The United Grand Lodge is in a huge strong position to be descending from the original Grand Lodge from 1717, and only gives its recognition to those Masonic institutions, which recognize their own fundamental principles. From that logical reason it is obligated to forbid its members to have Masonic relationships with members from other systems. To accept that would be to admit the possibility of validity in other fundamental dogmas.

From this follows that the preserving of the original purity of any Masonic system must depend on the unchanged preserving of its fundamental dogmas, whatever they may be, and it is this preserving that metaphorical may be described as ”to preserve the Old Landmarks”.

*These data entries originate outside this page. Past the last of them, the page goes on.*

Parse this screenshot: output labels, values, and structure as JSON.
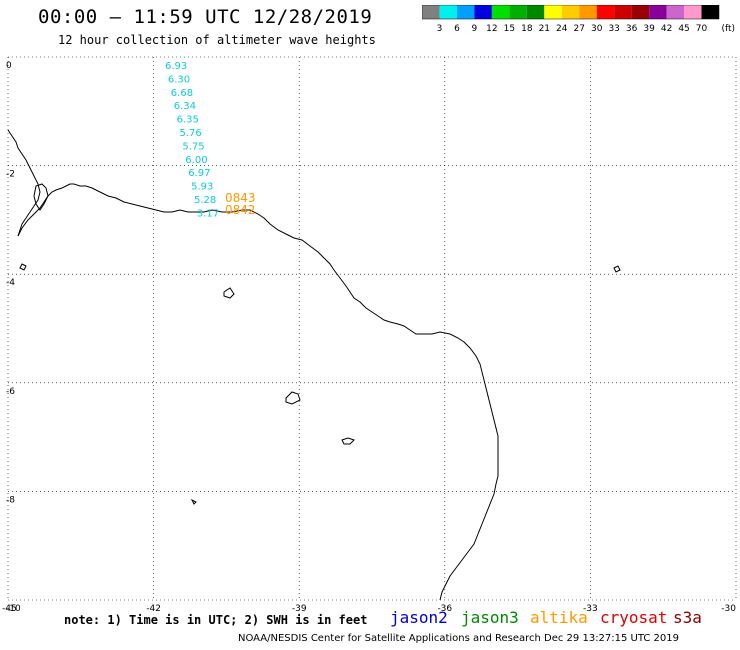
{
  "header": {
    "title": "00:00 – 11:59 UTC 12/28/2019",
    "subtitle": "12 hour collection of altimeter wave heights"
  },
  "colorbar": {
    "unit": "(ft)",
    "labels": [
      "3",
      "6",
      "9",
      "12",
      "15",
      "18",
      "21",
      "24",
      "27",
      "30",
      "33",
      "36",
      "39",
      "42",
      "45",
      "70"
    ],
    "colors": [
      "#808080",
      "#00f0f0",
      "#00a0ff",
      "#0000e0",
      "#00e000",
      "#00b000",
      "#008800",
      "#ffff00",
      "#ffcc00",
      "#ff9900",
      "#ff0000",
      "#cc0000",
      "#990000",
      "#880099",
      "#cc66cc",
      "#ff99cc",
      "#000000"
    ]
  },
  "map": {
    "lon_range": [
      -45,
      -30
    ],
    "lat_range": [
      -10,
      0
    ],
    "x_ticks": [
      "-45",
      "-42",
      "-39",
      "-36",
      "-33",
      "-30"
    ],
    "y_ticks": [
      "0",
      "-2",
      "-4",
      "-6",
      "-8",
      "-10"
    ],
    "coast_color": "#000000"
  },
  "track": {
    "color": "#10c8d8",
    "values": [
      "6.93",
      "6.30",
      "6.68",
      "6.34",
      "6.35",
      "5.76",
      "5.75",
      "6.00",
      "6.97",
      "5.93",
      "5.28",
      "3.17"
    ]
  },
  "time_labels": {
    "color": "#ff9900",
    "items": [
      "0843",
      "0842"
    ]
  },
  "footer": {
    "note": "note: 1) Time is in UTC; 2) SWH is in feet",
    "satellites": [
      {
        "name": "jason2",
        "color": "#0000cc"
      },
      {
        "name": "jason3",
        "color": "#008800"
      },
      {
        "name": "altika",
        "color": "#ff9900"
      },
      {
        "name": "cryosat",
        "color": "#dd0000"
      },
      {
        "name": "s3a",
        "color": "#880000"
      }
    ],
    "credit": "NOAA/NESDIS Center for Satellite Applications and Research    Dec 29 13:27:15 UTC 2019"
  }
}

To discus if this concept is or is not a Masonic Landmark is of no importance. A Landmark as such is not anything unchangeable, as well as it has no absolute meaning.

Landmarks relate to a certain Masonic system, to which it belongs, and helps to define it in the same way as Euclid’s principles and propositions define geometry. Other principles and propositions define other geometric systems.

From this follows necessarily, that the freedom of every specific Masonic system must not be extended to include a critical examination of its dogmas, because the system itself is an unexpressed part of it. In other words “Landmarks must be preserved”

This however does not mean that no information can be the result of studying the different lists of Landmarks, which have been spread from time to time. On the contrary, it is only when we admit the meaningless in trying to value the validity of any suggested or claimed landmark, we can turn towards a more interesting aspect. Because these lists reveal much about the thoughts of those who composed them, and also of those Masonic jurisdictions, who have accepted and spread them.